I’ve experienced this as well. I My guess, and it’s a guess, is that it isn’t the boarding process per say. Delays in departure seem to be when the ground agents are trying to determine if anymore standby customers can get seated or sometimes upgrades to premium cabins. So I think its an ground organization problem as opposed to how fast people get on a plane. Seems like every foreign carrier once the door shuts it pushes back. Not so here. Interesting question.
I wonder if it is also a carry on issue. Most of Ben’s reported international flights are long distance where most passengers are allowed a free checked bag so they’re not trying to bring their life’s belongings as carry on with the attendant issues of searching for space, gate checking etc.

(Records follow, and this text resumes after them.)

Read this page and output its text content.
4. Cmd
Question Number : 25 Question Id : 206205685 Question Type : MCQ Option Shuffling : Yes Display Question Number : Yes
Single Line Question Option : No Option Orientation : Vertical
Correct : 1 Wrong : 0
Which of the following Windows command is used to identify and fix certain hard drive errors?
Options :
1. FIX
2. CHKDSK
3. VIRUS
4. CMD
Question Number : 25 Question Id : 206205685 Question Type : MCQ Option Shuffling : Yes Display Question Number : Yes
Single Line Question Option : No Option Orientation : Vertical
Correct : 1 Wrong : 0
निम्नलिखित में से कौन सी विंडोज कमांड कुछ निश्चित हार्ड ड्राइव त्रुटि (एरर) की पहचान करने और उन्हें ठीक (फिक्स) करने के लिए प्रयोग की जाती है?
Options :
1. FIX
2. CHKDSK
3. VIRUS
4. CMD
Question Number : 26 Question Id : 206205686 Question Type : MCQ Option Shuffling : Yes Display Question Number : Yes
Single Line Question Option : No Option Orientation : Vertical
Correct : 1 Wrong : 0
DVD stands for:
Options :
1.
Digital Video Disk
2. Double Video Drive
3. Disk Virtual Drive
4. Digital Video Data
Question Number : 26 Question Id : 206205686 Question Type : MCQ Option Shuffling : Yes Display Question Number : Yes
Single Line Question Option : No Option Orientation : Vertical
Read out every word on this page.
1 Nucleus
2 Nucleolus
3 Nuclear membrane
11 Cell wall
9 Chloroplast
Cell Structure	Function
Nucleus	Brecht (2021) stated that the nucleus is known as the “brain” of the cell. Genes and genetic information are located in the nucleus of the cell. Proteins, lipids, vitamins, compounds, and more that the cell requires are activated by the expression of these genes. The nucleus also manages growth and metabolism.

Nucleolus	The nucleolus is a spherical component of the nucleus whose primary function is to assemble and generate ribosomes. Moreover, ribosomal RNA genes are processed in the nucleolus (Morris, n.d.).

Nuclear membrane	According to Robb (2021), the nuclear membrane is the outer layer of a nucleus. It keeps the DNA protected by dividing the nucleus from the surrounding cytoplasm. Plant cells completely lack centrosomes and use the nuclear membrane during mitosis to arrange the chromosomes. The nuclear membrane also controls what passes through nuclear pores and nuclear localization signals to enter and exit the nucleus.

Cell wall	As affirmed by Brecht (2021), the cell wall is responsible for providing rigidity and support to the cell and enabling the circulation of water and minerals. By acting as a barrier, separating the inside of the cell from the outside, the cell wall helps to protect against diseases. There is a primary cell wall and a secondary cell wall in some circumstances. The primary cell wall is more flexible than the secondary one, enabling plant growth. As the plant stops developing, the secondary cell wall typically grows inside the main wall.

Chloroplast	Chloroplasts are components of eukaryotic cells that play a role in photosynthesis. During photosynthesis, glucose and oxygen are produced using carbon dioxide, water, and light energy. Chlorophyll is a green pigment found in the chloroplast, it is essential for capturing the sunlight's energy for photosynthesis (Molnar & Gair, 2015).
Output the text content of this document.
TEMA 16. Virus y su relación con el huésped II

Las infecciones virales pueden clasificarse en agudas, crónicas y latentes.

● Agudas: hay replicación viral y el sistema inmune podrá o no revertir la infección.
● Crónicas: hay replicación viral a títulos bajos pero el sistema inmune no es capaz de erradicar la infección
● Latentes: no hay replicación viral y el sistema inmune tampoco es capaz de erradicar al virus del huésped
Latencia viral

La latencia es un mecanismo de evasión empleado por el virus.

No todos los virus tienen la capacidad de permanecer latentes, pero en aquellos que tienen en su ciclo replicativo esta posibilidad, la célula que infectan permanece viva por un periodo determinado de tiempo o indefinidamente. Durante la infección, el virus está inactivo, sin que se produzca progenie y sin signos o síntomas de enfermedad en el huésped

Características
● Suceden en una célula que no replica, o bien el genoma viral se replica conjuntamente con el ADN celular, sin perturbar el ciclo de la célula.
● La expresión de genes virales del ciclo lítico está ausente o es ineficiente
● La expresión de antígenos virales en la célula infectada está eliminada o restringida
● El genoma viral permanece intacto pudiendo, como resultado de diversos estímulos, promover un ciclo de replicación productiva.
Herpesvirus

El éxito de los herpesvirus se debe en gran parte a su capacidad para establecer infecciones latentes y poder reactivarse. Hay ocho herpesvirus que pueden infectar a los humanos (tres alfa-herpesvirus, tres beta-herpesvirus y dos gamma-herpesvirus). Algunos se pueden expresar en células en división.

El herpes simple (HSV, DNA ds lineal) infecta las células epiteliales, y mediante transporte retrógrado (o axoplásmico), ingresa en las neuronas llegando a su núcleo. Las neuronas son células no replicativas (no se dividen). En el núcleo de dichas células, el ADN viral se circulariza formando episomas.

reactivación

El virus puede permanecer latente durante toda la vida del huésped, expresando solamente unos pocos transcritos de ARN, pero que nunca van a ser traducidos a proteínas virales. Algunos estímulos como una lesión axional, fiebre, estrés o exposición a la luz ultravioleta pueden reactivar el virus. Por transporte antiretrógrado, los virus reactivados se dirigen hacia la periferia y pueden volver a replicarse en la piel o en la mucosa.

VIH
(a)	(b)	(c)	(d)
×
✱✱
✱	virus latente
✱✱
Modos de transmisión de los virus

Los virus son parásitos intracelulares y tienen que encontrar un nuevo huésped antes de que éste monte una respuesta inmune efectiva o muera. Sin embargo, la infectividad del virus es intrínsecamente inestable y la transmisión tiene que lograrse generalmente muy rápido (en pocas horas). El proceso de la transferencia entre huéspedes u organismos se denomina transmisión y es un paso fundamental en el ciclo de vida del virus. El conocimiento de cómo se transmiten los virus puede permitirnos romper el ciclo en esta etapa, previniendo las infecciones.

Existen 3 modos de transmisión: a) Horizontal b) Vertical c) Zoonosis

I think it’s also cultural, in a way.
Americans travel less on average than Europeans, for example, and we use less “collective” transportation. If you’re accustomed to quickly boarding a subway car or bus, you’re probably more prepared to board an airplane and get situated.
I don’t think it’s a passenger thing at least in the European countries I frequent. The widebodies, even though they have more passengers seem to board quicker (although I never flown on an A380). At the larger, busier US airports during busy hours, I’ve sat at the gate for an hour with door closed before pushback. And I agree with MarkS, at most of the European airports I fly from, once the cabin door closes, its pushback time.
And the US Carriers seem to board very early perhaps to avoid a late pushback or maybe just to relieve gate congestion inside the terminal. And there’s no escaping the fact that US flights fly full these days.